Many young adolescents are dissatisfied with their body due to a discrepancy between their ideal and actual body size, which can lead to weight cycling, eating disorders, depression, and obesity. The current study examined the associations of parental and peer factors with fifth-graders' body image discrepancy, physical self-worth as a mediator between parental and peer factors and body image discrepancy, and how these associations vary by child's sex. Body image discrepancy was defined as the difference between young adolescents' self-perceived body size and the size they believe a person their age should be. Data for this study came from Healthy Passages, which surveyed 5,147 fifth graders (51 % females; 34 % African American, 35 % Latino, 24 % White, and 6 % other) and their primary caregivers from the United States. Path analyses were conducted separately for boys and girls. The findings for boys suggest father nurturance and getting along with peers are related negatively to body image discrepancy; however, for girls, fear of negative evaluation by peers is related positively to body image discrepancy.
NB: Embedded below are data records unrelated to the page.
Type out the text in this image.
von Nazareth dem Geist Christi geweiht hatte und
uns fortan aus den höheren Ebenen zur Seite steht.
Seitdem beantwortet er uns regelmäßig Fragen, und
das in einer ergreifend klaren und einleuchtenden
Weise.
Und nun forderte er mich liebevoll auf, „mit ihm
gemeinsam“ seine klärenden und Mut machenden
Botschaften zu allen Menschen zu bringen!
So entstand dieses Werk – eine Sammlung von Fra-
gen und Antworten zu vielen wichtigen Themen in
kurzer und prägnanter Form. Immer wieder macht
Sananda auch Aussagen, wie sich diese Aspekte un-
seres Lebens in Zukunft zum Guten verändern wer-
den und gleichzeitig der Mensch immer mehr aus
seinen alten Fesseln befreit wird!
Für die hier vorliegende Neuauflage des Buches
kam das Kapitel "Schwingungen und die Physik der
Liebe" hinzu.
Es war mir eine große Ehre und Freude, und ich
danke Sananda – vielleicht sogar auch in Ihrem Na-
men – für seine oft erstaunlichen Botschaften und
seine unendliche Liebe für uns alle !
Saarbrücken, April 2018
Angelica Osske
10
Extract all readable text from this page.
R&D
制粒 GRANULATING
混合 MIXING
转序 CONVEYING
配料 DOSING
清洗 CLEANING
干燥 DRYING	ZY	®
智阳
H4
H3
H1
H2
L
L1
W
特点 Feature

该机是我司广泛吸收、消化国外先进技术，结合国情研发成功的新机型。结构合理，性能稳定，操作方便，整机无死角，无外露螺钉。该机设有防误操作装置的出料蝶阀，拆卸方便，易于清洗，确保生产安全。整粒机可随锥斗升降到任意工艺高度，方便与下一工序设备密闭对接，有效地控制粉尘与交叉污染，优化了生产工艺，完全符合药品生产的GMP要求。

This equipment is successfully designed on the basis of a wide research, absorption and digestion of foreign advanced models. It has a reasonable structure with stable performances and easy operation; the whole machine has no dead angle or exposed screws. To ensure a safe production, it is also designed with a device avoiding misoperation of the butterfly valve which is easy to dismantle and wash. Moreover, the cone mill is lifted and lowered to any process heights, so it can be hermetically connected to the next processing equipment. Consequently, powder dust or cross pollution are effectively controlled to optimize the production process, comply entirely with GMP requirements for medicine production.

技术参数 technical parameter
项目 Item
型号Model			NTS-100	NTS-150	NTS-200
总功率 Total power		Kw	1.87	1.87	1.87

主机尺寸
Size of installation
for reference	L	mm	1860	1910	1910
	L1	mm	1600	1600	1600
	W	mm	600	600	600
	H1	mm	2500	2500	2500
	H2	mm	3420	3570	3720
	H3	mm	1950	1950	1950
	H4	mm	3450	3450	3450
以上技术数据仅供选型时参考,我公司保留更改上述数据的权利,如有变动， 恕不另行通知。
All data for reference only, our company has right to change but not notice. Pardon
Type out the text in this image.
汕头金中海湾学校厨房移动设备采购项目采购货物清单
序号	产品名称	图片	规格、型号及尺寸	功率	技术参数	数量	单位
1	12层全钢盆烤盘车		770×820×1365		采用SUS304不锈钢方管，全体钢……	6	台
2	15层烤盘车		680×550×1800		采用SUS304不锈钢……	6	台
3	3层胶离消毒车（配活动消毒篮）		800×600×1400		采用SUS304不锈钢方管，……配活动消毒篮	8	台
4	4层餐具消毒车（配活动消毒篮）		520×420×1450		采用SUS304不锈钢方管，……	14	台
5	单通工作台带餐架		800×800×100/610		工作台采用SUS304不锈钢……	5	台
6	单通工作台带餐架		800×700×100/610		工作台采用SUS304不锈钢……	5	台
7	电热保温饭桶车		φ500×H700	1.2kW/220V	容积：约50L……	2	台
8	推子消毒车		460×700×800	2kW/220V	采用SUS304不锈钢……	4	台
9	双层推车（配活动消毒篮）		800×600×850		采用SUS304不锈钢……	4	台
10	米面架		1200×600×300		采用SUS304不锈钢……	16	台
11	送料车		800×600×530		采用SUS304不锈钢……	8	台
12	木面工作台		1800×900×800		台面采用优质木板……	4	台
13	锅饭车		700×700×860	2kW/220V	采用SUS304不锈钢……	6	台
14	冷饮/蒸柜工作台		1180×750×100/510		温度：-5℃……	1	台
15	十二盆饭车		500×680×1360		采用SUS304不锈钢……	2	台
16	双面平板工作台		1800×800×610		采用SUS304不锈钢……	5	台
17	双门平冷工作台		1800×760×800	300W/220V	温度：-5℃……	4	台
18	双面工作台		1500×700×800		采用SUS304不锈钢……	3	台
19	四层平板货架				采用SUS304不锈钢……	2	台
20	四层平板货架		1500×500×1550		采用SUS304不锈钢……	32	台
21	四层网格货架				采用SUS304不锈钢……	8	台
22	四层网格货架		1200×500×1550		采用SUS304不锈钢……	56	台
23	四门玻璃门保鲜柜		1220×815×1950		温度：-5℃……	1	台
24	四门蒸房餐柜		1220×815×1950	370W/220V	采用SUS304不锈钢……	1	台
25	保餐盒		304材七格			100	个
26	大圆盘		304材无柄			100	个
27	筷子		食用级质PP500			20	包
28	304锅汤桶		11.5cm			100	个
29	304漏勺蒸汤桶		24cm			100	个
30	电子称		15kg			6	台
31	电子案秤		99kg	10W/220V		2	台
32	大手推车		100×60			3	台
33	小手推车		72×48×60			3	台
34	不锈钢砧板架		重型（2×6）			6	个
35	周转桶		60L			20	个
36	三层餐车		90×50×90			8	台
For both boys and girls, getting along with peers and fear of negative evaluation by peers are related directly to physical self-worth. In addition, mother nurturance is related positively to physical self-worth for girls, and father nurturance is related positively to physical self-worth for boys. In turn, physical self-worth, for both boys and girls, is related negatively to body image discrepancy. The findings highlight the potential of parental and peer factors to reduce fifth graders' body image discrepancy.

Key Findings

  • Getting along with peers as well as fear of being viewed negatively by them may influence the discrepancy between how adolescents view their body size and what they think the ideal size should be.
  • Adolescents who have warm and nurturing parents are more likely to have positive views about their body size.